Submitted by the same person who is trying to troll Linus. Looks like the troll is happy with the result:

> Thank you so much, it's so much more inclusive now. My rabbi will be pleased.


Trouble is the commit is there: The thing has been taken at face value.

This galloping madness is beginning to scare the shit out of me.


No it hasn't.

>We realise it's a troll, but we had an internal discussion and we decided that we wanted to remove these anyway.

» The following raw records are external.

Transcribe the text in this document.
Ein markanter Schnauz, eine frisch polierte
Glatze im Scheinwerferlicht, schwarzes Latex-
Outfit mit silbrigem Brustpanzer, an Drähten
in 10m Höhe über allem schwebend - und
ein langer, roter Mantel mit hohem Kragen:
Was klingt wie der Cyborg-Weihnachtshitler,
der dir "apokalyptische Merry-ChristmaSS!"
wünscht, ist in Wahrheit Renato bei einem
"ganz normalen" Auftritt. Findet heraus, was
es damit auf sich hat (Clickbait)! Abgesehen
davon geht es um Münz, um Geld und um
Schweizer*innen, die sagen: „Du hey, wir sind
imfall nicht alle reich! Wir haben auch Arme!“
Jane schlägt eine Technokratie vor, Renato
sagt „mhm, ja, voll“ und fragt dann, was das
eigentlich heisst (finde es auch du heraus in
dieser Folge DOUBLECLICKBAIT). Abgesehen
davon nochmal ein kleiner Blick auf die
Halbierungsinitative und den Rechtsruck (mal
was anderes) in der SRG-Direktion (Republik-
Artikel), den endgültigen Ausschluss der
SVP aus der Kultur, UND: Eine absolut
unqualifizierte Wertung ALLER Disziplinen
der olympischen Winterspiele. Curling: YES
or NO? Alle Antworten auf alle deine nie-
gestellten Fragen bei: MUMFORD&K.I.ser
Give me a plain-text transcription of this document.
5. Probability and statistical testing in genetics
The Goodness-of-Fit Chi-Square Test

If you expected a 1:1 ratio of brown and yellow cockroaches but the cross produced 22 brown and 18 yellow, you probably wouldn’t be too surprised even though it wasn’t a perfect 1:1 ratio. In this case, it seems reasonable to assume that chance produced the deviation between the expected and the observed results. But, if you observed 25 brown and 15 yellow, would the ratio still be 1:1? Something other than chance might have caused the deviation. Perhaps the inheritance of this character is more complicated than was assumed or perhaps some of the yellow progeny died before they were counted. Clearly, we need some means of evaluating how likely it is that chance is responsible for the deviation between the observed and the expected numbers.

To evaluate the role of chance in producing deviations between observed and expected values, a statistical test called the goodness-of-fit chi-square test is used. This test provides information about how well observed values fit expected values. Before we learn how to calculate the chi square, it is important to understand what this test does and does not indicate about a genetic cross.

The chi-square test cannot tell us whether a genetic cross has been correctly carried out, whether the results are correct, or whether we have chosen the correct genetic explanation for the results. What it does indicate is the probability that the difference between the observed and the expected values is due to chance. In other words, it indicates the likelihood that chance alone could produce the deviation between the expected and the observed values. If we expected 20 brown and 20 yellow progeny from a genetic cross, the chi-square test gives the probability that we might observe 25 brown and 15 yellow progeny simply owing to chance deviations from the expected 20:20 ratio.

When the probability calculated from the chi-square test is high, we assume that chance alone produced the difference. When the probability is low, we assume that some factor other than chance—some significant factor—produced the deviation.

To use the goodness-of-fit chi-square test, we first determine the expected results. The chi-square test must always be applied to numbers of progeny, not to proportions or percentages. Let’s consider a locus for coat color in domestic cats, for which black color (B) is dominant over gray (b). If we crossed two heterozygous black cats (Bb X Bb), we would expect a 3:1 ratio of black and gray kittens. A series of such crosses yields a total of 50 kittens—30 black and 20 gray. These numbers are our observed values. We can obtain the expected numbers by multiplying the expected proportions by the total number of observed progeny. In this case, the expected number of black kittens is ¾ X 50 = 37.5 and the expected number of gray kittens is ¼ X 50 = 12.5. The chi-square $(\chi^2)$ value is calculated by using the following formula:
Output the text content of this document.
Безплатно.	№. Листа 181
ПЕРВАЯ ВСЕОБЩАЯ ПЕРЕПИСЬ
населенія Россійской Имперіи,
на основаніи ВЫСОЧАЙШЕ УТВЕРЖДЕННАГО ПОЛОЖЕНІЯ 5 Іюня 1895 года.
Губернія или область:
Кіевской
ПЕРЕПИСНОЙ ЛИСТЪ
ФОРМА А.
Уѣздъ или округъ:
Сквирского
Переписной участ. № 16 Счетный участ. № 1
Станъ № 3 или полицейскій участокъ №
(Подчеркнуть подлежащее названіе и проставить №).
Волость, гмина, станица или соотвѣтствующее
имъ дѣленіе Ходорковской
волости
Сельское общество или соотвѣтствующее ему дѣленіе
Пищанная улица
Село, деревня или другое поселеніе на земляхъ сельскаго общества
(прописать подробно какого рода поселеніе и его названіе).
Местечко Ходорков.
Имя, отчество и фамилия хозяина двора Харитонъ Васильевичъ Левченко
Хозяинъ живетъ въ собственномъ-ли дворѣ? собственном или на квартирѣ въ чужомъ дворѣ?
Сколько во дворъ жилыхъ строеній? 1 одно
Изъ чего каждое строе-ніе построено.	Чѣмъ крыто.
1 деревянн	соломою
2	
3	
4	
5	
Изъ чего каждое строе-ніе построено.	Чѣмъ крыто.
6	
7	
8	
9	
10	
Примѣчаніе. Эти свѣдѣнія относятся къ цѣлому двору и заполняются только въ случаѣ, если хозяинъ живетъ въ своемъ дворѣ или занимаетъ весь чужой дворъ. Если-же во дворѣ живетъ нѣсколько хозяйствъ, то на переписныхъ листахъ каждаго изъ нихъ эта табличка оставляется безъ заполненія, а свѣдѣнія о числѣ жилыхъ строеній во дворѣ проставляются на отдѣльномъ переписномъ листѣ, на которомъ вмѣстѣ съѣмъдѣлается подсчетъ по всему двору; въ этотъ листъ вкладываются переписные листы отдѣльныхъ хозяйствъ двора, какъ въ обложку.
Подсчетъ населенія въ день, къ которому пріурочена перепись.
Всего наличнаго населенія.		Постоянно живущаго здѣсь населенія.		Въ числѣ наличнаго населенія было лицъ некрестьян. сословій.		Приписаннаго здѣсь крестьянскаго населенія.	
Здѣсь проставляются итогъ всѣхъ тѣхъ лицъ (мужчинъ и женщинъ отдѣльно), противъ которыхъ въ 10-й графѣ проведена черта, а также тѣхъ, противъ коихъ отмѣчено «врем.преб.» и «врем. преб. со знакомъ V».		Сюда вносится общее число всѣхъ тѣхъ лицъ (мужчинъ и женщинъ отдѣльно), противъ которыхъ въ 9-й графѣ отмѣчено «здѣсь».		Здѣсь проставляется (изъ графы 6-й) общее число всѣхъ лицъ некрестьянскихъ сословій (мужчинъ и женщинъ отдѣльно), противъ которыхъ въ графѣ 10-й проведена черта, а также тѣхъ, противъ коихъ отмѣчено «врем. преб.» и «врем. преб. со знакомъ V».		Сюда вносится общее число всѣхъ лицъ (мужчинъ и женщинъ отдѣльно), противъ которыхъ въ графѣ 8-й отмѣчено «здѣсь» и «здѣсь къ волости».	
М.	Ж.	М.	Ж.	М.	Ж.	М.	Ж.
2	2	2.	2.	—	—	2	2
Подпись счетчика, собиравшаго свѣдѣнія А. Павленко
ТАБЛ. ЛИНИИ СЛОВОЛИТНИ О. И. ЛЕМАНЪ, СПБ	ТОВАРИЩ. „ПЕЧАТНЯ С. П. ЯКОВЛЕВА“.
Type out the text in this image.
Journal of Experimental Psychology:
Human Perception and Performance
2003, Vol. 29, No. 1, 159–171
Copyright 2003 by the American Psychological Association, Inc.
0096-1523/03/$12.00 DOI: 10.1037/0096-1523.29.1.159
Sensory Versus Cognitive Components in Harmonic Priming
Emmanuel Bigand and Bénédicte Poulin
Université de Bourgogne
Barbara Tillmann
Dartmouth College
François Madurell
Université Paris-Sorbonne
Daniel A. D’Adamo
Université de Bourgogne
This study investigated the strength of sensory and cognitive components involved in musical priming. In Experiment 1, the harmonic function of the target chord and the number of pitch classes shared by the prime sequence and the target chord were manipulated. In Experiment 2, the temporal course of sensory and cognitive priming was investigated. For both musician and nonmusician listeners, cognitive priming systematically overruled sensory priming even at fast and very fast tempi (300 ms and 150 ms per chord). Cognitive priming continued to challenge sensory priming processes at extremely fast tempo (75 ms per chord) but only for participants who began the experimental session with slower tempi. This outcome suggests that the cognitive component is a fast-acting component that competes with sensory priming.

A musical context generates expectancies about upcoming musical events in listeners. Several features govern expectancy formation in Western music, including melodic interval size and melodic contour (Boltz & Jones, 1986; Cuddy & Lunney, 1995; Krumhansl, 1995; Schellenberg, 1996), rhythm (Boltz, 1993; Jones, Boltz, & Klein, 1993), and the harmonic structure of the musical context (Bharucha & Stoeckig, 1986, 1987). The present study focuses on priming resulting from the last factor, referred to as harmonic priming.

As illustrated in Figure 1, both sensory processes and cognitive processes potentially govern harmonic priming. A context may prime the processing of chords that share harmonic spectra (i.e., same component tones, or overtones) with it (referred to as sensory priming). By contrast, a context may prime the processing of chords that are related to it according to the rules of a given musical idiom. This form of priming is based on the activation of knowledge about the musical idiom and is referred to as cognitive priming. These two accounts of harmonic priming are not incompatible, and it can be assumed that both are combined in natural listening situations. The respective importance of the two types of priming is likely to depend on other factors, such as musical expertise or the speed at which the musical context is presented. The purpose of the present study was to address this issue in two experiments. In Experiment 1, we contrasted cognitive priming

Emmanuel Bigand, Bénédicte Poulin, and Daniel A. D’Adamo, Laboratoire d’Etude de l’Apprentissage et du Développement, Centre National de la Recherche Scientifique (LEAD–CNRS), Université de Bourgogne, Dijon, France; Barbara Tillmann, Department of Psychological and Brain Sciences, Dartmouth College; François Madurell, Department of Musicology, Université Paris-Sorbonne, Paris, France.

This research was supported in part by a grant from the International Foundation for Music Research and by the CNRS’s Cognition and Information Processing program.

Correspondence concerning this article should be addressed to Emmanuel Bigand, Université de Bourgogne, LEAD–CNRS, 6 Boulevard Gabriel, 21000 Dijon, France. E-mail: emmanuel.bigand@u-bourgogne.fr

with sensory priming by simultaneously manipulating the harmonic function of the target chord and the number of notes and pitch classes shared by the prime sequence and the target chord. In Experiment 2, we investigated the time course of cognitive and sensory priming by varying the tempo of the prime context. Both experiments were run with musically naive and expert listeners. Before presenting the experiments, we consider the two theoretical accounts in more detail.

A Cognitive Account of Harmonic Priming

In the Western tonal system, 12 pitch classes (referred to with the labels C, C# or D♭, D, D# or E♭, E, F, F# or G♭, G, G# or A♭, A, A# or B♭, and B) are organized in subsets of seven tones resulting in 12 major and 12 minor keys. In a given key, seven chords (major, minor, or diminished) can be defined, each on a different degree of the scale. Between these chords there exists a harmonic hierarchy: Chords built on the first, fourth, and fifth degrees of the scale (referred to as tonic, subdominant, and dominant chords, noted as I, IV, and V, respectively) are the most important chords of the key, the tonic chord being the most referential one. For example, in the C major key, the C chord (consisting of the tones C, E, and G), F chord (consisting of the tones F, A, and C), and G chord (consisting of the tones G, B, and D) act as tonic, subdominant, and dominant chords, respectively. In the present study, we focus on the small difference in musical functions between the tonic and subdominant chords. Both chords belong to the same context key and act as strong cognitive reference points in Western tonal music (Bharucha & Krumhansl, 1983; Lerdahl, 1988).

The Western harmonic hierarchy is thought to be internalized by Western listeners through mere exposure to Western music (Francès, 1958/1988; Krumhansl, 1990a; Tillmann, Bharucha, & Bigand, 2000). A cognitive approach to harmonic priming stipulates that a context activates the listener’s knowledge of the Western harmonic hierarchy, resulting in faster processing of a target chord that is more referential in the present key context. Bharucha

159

We're not being terrorised into change just because a (bad) troll appeared, they just happened to bring attention to a real issue.


"We didn't do it because the troll said so, but because the troll said so".

Either way, the decision is ... whichever derogative may not yet be blacklisted, sorry, interdicted.


It has no algebraic data types and pattern matching.


Someone wrote pattern matching as a macro - nim is pretty powerful.



That's the one.


Do you have a reference for that immediately to hand, or should I search for it ...


What algebraic datatypes is Nim missing?

It has generics, tuples, tagged and untagged unions, it even has C++20 concepts.


This is enough to make me keep using C++ for the use cases where Nim is meant to shine, or choose Rust instead. If I'm to learn a modern language, I really expect it to support modern paradigms.

I can see why it'd be interesting to someone with no C/C++ knowledge to get into systems programming though.


Tabs are not allowed for indentation.


Nice. I don't mean to be flippant, but I would consider that a feature.


Preferring spaces for indent?


Being opinionated


My preference is for spaces as well. Sadly, go uses tabs.


const hand* ^^ is that a pointer? Are we moving backwards?


No, it isn't. `*` after a name means that the variable/function/type/etc. is public and can be seen/used when you import a module.

So the whole expression just means "a public constant string (automatically inferred type) named `hand`".